In the event, the 64bit ISO image download started at 1510 and was complete by 1645. The servers didn’t fall over once and I saw speeds of up to 800K/sec. Burned the image to a DVD and did a clean install on a second hard disk in this machine. Around two and a half hours from starting the process, I rejoined the TGD editorial Skype chat using Windows 7.
All my hardware was correctly detected and the drivers installed with no manual intervention. Everything is working fine apart from AVG Free not correctly reporting its status to the OS, but it is working fine, so that’s not much of an issue. No doubt the folks at AVG are beavering away on a fix as we speak.
While I can see that some Linux geeks might think this is all far too easy and therefore depriving them of the hours of fun involved trying to find the correct drivers, typing in command line instructions, etc, etc, I can’t help thinking that for most people, it’s just the kind of low-pain install they want.

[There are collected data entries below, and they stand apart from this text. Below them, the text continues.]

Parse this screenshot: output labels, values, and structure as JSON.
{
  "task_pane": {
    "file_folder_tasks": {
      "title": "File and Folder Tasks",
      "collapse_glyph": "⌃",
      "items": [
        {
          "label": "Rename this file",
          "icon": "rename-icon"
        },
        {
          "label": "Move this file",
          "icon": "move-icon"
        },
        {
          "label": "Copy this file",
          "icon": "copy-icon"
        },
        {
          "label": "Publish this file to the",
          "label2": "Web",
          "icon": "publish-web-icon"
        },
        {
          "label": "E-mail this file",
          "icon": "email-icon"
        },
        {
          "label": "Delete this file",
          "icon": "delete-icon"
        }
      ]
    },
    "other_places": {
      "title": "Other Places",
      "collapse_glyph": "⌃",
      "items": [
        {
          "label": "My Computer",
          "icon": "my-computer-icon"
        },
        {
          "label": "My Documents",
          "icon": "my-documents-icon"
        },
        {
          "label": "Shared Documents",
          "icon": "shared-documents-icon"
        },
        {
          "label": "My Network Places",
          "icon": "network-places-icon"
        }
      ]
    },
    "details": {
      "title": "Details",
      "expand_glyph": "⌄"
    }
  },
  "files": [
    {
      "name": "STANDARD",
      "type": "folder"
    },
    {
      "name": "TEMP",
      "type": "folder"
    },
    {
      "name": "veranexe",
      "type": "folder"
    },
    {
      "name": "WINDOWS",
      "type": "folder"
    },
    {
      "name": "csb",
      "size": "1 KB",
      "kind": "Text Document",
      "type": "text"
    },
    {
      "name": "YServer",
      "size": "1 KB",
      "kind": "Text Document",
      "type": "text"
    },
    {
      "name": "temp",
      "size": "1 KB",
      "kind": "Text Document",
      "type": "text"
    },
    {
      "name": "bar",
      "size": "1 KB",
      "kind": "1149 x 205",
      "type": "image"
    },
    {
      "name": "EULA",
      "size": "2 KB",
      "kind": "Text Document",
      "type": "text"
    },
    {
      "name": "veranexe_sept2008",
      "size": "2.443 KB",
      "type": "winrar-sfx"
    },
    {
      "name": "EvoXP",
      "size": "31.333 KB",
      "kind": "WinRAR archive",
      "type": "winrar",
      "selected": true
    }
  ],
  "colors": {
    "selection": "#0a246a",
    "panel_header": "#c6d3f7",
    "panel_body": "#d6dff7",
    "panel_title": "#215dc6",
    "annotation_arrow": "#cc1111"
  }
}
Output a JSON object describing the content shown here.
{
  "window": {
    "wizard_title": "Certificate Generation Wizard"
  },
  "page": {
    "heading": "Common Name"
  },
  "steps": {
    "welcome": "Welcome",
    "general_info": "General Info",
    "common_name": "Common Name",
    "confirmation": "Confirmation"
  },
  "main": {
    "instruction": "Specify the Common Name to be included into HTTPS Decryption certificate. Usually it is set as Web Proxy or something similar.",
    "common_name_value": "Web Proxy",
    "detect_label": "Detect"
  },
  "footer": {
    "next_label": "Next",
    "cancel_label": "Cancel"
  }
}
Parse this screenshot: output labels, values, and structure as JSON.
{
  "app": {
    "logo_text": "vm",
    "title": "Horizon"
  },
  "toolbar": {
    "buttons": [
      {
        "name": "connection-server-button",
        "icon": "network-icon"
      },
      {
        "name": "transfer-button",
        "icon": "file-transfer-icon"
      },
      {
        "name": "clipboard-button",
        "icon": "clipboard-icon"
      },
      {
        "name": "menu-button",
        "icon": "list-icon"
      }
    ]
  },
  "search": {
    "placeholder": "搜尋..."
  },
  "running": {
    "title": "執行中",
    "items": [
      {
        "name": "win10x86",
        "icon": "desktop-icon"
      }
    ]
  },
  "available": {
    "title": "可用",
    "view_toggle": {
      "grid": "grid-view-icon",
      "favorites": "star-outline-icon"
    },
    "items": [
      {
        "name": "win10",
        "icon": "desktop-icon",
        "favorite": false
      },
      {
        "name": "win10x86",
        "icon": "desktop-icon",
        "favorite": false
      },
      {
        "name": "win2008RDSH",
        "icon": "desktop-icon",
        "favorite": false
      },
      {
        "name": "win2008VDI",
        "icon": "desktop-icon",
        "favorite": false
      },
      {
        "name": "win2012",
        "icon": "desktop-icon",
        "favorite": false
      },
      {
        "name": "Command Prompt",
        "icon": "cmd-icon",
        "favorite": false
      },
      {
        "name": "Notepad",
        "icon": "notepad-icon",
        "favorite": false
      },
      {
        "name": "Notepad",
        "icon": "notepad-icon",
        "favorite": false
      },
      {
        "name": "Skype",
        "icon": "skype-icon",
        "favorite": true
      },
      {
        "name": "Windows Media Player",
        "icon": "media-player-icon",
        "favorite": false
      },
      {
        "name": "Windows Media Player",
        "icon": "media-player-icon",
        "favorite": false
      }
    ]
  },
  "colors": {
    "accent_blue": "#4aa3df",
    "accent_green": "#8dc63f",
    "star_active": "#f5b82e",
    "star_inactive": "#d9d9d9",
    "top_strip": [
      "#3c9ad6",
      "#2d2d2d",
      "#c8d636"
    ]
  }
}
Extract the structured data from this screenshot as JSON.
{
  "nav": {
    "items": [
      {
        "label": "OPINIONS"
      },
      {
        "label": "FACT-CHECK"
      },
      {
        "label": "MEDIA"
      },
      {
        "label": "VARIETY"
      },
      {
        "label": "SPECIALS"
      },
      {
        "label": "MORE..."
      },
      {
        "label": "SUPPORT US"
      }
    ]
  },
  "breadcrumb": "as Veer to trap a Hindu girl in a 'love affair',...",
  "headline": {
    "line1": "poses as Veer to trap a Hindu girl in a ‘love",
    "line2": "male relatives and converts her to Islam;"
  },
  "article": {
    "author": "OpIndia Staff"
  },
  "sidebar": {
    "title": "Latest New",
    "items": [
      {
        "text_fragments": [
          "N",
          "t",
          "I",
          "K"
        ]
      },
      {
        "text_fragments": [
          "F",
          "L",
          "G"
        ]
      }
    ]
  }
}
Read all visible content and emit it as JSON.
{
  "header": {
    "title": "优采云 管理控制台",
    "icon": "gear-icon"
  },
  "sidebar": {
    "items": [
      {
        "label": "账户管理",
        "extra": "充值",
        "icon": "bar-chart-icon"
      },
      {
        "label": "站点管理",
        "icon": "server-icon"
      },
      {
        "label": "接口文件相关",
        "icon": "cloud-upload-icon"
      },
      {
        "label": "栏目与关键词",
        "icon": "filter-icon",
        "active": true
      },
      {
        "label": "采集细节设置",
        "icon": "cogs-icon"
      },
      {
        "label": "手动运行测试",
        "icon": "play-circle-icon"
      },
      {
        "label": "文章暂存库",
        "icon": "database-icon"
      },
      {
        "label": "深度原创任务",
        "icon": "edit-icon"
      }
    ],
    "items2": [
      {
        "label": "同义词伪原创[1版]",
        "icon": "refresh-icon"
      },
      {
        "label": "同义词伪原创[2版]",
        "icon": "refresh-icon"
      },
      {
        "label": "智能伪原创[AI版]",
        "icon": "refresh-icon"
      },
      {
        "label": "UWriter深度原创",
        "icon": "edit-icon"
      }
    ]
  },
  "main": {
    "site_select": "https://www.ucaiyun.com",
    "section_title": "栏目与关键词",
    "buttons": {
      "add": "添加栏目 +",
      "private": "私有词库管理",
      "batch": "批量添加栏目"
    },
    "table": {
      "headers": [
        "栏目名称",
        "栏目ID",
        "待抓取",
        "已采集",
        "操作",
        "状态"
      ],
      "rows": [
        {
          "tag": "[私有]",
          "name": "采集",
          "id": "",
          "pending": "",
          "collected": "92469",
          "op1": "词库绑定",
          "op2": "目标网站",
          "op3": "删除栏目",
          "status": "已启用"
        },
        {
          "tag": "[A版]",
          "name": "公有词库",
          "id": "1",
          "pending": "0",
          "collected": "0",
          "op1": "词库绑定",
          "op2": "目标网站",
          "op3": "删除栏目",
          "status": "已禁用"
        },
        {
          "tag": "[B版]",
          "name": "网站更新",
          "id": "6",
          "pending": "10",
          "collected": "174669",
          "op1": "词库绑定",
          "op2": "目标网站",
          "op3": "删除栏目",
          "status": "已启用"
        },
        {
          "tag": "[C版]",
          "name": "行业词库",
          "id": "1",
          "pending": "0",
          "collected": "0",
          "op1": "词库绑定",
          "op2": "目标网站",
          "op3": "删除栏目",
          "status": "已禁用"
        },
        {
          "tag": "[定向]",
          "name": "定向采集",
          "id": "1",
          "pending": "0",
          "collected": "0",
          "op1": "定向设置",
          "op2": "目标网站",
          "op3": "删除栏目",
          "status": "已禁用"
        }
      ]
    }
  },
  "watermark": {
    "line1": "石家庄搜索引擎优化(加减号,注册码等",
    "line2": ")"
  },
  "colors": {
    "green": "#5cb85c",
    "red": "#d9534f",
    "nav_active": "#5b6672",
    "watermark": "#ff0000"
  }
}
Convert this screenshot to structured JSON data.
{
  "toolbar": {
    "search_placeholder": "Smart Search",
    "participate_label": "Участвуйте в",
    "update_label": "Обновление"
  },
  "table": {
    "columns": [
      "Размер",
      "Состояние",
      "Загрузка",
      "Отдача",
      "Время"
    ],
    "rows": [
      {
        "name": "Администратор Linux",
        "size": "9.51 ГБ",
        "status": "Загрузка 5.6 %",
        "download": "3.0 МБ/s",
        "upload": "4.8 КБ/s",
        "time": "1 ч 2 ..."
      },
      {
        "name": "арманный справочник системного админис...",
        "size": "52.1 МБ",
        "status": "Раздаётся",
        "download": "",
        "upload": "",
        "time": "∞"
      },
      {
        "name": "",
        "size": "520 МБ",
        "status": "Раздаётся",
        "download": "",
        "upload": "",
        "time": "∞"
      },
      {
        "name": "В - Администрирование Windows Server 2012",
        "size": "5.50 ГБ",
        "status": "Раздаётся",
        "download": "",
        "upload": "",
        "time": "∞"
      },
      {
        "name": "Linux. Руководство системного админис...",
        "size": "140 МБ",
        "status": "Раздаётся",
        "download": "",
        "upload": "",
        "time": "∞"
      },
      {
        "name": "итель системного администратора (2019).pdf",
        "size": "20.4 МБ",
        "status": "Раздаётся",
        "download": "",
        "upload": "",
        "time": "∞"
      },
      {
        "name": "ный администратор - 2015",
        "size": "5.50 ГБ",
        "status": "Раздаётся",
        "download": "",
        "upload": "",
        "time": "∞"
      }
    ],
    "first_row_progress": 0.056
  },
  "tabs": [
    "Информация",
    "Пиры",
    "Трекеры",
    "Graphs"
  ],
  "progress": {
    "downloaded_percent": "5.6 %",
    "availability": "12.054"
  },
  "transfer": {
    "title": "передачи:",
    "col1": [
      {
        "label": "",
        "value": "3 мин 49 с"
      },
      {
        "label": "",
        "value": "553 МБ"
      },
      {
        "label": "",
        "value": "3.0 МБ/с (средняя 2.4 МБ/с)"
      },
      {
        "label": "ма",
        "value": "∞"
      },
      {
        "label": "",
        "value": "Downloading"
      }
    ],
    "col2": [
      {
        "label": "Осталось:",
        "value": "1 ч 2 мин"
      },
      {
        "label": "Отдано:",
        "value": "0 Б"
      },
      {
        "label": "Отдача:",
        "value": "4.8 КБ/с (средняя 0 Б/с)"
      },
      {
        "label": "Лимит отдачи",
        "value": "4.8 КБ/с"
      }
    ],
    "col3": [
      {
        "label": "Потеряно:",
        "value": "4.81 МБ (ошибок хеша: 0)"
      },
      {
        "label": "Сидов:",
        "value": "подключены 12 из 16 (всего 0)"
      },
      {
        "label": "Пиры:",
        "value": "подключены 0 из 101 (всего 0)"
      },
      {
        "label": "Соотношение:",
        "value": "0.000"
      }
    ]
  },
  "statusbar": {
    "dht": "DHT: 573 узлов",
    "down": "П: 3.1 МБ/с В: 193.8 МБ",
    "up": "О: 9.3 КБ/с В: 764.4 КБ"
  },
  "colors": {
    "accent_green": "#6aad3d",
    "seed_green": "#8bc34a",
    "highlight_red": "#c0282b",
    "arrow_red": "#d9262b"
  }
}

As the release candidate doesn’t time expire for more than a year, it is surely worth even the most timorous user giving it a try.
And although Microsoft hasn’t yet released numbers for exactly how many people have so far downloaded RC1, I feel sure it is a very significant number. That the servers didn’t crumple under the onslaught and delivered commendably-high download speeds is a major achievement.
That the OS itself seems to be fast and stable isn’t a bad thing either, but if anything falls off, you’ll be the first to know.